Мулла Сафа, выждав некоторое время, повернулся к старосте.
— Гариф-кусты, нам надлежит поразмыслить. Поскольку предполагается приезд высоко чтимого губернатора, то, исходя из этого, по моему разумению, следует решить, кто примет его в своём доме.
— Да-да, хазрет прав… — начал было Ахметша, но Шагиахмет перебил его:
— Тут и решать нечего: высокочтимого губернатора приглашу к себе я. Ведь старшина всегда заезжает ко мне.
— А не лучше ли всё ж пригласить его ко мне? Дом у меня просторный, ребятишек нет, спокойно, — сказал Ахметша и, как бы подтверждая сказанное, обвёл взглядом помещение, в котором они сидели.
— Высокочтимый губернатор остановится у меня, — отрезал Усман-бай.
— Ну, нет! — взвился Багау. — Он заедет или к Шагиахмет-агаю, или ко мне. Так несомненно будет лучше. У нас дворы попросторней, а они ведь приедут на нескольких подводах.
— Правильно! — поддержал младшего брата Ахмади. — А потом губернатор погостит у меня.
Такое единодушие трех братьев — Шагиахмета, Ахмади и Багау — очень не понравилось остальным. Ахметша набросился на Ахмади:
— У тебя ж там свора крикливых ребятишек. Зайдёшь к тебе — в ушах звенит. Ежели б случилось, что губернатор попал к вам, он бы и денег не пожалел — откупился от такого счастья или сбежал…
— По-твоему, губернатор никогда не видел ребятишек? Это для тебя они — в диковинку, всю-то жизнь прожил, а детей не смог завести, — ударил Ахмади в больное место Ахметши. В самое сердце стрелу всадил. Имея двух жён, за полтора десятка лет Ахметша не дождался от них ни одного ребёнка, и это мучило его.
— То, что у меня нет детей, не твоё дело, — прошипел Ахметша. — Это дело аллаха.

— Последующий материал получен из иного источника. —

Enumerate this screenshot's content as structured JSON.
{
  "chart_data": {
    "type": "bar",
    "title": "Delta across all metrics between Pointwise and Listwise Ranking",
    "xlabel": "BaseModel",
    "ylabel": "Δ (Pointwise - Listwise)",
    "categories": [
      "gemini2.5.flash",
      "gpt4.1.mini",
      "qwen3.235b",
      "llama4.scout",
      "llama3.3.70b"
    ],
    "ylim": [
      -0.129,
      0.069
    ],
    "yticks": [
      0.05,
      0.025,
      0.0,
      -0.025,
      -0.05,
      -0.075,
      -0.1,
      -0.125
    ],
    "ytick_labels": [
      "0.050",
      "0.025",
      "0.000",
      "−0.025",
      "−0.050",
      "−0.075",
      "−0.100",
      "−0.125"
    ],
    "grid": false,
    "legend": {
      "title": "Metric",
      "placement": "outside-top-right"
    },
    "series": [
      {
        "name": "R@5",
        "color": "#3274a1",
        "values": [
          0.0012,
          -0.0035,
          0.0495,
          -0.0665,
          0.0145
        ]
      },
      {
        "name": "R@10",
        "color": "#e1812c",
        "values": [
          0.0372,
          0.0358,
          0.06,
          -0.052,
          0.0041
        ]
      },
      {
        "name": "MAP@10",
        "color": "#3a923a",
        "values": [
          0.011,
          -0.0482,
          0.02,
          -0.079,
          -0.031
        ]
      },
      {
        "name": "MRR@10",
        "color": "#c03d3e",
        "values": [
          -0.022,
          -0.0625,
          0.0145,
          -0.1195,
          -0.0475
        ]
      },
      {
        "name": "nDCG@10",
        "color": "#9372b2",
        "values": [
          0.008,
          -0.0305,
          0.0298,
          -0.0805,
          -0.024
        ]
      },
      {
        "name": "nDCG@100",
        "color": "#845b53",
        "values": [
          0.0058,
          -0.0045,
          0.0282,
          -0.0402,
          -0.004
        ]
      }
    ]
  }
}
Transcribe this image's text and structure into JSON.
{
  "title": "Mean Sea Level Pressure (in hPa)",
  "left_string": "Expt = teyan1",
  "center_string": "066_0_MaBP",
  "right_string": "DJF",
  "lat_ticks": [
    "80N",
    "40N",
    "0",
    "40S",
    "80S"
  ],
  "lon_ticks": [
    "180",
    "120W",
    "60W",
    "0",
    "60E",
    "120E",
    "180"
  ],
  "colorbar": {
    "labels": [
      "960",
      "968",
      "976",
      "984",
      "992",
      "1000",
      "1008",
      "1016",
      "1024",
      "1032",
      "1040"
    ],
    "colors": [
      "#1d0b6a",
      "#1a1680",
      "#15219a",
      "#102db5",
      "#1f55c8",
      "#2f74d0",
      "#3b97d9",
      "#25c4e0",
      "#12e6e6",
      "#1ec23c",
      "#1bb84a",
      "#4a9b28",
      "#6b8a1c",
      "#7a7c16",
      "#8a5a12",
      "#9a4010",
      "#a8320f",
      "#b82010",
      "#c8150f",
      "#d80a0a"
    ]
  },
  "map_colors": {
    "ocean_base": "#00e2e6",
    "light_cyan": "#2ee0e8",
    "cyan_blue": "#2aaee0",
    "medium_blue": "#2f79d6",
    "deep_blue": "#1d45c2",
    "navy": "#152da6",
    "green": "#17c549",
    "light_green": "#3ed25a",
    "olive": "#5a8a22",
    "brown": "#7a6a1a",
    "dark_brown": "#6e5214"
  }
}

Установленное богом человек не изменит.
Усман вернул разговор в старое русло.
— Выходит, только вы, три брата, достойны принимать у себя высокочтимого губернатора, — язвительно сказал он, глядя на Ахмади. — Выходит, только на вас и держится мир… Однако ж и мы сумеем оказать гостеприимство. Так что, Гариф-кусты, первым губернатора попотчую я, фатера его будет у меня.
Староста не успел ответить: Ахмади опять нанёс удар, теперь — в больное место Усмана:
— Уж не думаешь ли ты, что губернатор согласится спать, накрывшись твоим драным пологом? А что ты ему постелишь? Свой старый чекмень без ворота? Найдётся ли у тебя что-нибудь, кроме этого чекменя?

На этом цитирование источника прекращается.